On the other hand, the "ChangeMyView" subreddit also sometimes had constructive debate on this subject, but just a couple of days ago the moderators threw in the towel as it was getting too difficult to manage these discussions: https://old.reddit.com/r/changemyview/comments/16hxvf8/meta_.... Perhaps an indication that it's now too divisive a topic for reason to prevail.


part of the problem is that some people can't differentiate between disagreement and rejection.

and that's understandable. how do you show acceptance of someone if you disagree with their understanding of gender.

i don't know what your viewpoint is, or what you would disagree with, so i can't comment on the specifics. but talking with someone who has an opposing viewpoint can be difficult if i don' know that person and i can't trust that they will accept me and love me (in the "love thy neighbor" sense) even if they reject my understanding or belief


I think part of the problem is that we all spend so much time online, where we are anonymous and mostly unaccountable.

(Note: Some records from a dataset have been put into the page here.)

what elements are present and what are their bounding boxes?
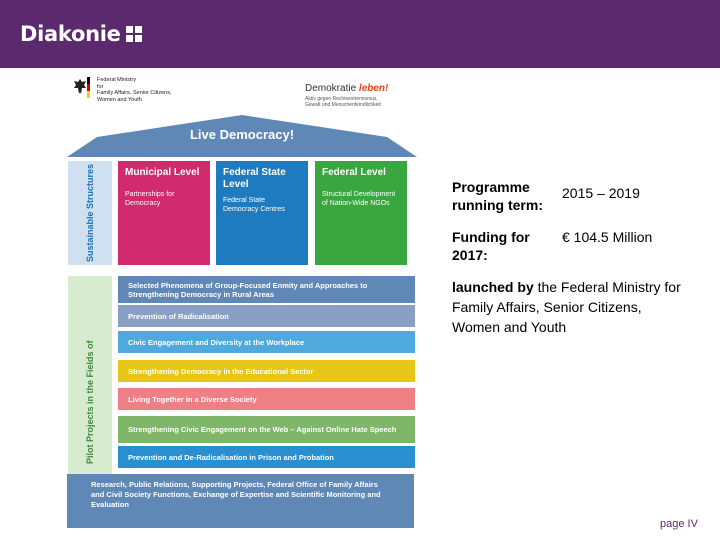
- programme-term-row: [452, 178, 692, 218]
- municipal-level-box: [118, 161, 210, 265]
- page-number: page IV: [660, 518, 698, 530]
- field-bar-living-together: Living Together in a Diverse Society: [118, 388, 415, 410]
- level-subtitle: Structural Development of Nation-Wide NGOs: [322, 191, 396, 207]
- launched-by-ministry: the Federal Ministry for Family Affairs, Senior Citizens, Women and Youth: [452, 279, 681, 335]
- launched-by-text: [452, 277, 692, 337]
- level-title: Federal Level: [322, 167, 386, 178]
- field-bar-workplace: Civic Engagement and Diversity at the Workplace: [118, 331, 415, 353]
- demokratie-leben-logo: [305, 83, 417, 117]
- funding-label: Funding for 2017:: [452, 229, 530, 263]
- level-title: Municipal Level: [125, 167, 200, 178]
- programme-term-label: Programme running term:: [452, 179, 543, 213]
- side-label-structures: Sustainable Structures: [68, 161, 112, 265]
- programme-term-value: 2015 – 2019: [562, 185, 640, 201]
- funding-value: € 104.5 Million: [562, 229, 653, 245]
- federal-eagle-icon: [73, 77, 87, 97]
- demokratie-tagline: Aktiv gegen Rechtsextremismus, Gewalt und Menschenfeindlichkeit: [305, 96, 381, 108]
- research-support-box: Research, Public Relations, Supporting Projects, Federal Office of Family Affairs and Civil Society Functions, Exchange of Expertise and Scientific Monitoring and Evaluation: [67, 474, 414, 528]
- funding-row: [452, 228, 692, 268]
- side-label-pilot-projects: Pilot Projects in the Fields of: [68, 276, 112, 528]
- logo-text: Diakonie: [20, 22, 121, 46]
- level-subtitle: Federal State Democracy Centres: [223, 197, 285, 213]
- diakonie-logo[interactable]: [20, 20, 142, 48]
- demokratie-title: Demokratie leben!: [305, 83, 389, 94]
- programme-diagram: [67, 75, 417, 530]
- level-title: Federal State Level: [223, 167, 286, 190]
- field-bar-education: Strengthening Democracy in the Educational Sector: [118, 360, 415, 382]
- launched-by-label: launched by: [452, 279, 534, 295]
- roof-label: Live Democracy!: [189, 127, 295, 142]
- federal-state-level-box: [216, 161, 308, 265]
- field-bar-radicalisation: Prevention of Radicalisation: [118, 305, 415, 327]
- header-band: [0, 0, 720, 68]
- level-subtitle: Partnerships for Democracy: [125, 191, 175, 207]
- ministry-name: Federal Ministry for Family Affairs, Senior Citizens, Women and Youth: [97, 77, 172, 103]
- ministry-logo: [73, 77, 183, 111]
- diakonie-cross-icon: [126, 26, 142, 42]
- field-bar-rural-areas: Selected Phenomena of Group-Focused Enmity and Approaches to Strengthening Democracy in Rural Areas: [118, 276, 415, 303]
- field-bar-online-hate: Strengthening Civic Engagement on the Web – Against Online Hate Speech: [118, 416, 415, 443]
- field-bar-prison-probation: Prevention and De-Radicalisation in Prison and Probation: [118, 446, 415, 468]
- federal-level-box: [315, 161, 407, 265]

People understandably tend to become hyper-sensitive after years of online discussion, which makes even in-person discussion tough.

I’m honestly amazed that we’ve managed to make so much progress on these issues over the last 15 years. Remember, in 2008 Barack Obama couldn’t even support gay marriage. I don’t know how exactly we’ve done it, but I hope we keep it going.


In most spaces that I tried to ask questions about this topic, when first wondering about the contradictions in this ideology, I was pilloried and sometimes even banned from the space. These were typically leftist political spaces where I was already a participant.

So I listened and learned, and ended up realising that all of this is built upon unfalsifiable beliefs that I have no obligation to accept. Like, a man who calls himself a woman is a woman? Nope, not affirming that nonsense.